Estimation, COSMIC and Other

Some thoughts after another pleasant conversation with Colin Hammond of ScopeMaster.

I had another very interesting and enjoyable chat yesterday, with Colin Hammond, the creator and purveyor of ScopeMaster. I recommend that you have a look at the site: it’s a very interesting and capable product. There’s even a very quick and dirty example of some of my Dungeon stories.

I’m recommending that you look at it. I’m not saying anyone should, or should not, try the product. I rather hope that some people in our community do try it.

I’ll talk below about what I’ve seen and try to give a sense of how and why it works, but first I want to sum up my position on estimation in general and ScopeMaster in particular.

Views as of 06/03/2022 0817 hours

Based on years of software development, including over two decades in the Agile style, I am confident that teams can readily do fairly decent size estimation of stories.

I’ve seen teams do estimation well, using estimated “ideal” time, story points, or simple story counts. These estimates tracked well with actual results. I say teams can do it because I’ve seen teams do it.

I do not recommend story-level estimation of any kind, nor do I plan to change that view in the future. That being said, if you have to estimate, it is possible to do it well.

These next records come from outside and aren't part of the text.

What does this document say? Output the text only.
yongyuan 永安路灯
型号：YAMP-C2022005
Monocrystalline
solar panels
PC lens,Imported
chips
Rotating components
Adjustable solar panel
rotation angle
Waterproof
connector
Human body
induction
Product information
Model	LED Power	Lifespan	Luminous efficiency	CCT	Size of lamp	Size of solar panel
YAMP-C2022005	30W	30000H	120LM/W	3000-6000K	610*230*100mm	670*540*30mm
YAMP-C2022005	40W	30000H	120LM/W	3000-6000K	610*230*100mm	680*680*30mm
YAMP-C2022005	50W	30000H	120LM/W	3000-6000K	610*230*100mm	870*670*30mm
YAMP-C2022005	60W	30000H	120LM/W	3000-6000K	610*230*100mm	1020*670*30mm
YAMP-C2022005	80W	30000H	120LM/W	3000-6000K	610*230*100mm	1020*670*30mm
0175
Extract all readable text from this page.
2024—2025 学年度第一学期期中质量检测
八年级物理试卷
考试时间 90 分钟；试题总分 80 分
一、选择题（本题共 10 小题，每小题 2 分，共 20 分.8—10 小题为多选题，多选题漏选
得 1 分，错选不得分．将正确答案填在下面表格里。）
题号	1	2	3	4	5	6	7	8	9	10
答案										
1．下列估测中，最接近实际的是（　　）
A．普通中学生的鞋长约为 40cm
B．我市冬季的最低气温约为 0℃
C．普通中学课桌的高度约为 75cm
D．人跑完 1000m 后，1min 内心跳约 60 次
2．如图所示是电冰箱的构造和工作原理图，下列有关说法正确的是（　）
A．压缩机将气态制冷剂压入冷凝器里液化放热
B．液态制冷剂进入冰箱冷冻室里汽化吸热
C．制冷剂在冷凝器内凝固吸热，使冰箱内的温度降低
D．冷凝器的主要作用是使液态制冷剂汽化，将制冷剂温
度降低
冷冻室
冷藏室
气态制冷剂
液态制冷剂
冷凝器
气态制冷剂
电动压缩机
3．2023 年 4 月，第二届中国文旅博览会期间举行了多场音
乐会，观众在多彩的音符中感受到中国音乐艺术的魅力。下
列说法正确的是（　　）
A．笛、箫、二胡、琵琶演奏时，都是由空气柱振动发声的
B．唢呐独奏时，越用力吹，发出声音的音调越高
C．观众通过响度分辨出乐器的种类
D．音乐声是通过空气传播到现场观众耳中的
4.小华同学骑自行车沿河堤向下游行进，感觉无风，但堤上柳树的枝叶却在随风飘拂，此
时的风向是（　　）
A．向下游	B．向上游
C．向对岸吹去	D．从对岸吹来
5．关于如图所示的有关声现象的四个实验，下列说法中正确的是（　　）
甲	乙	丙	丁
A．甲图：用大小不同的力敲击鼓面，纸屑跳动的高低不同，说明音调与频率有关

I am also not recommending against story-level estimation, at least not very strongly. I think that story estimation is easy to use in a harmful fashion, and as such, I lean away from it. I understand and somewhat support the “No Estimates” ideas, and I understand and somewhat support those who say that estimates are often valuable. My personal inclination is not to do them.

Based on brief views of the product, I believe that ScopeMaster does very interesting and potentially valuable analysis of, and reporting on, specifications written in plain English.

I have seen the product used in real time, seen the output that it produces, and seen it change its output dynamically based on changes to the free-form text input one provides. I think that it does what it says on the box. I would love to see what happened if it were used on some real Agile projects, ideally with some real Agile experts involved with the teams.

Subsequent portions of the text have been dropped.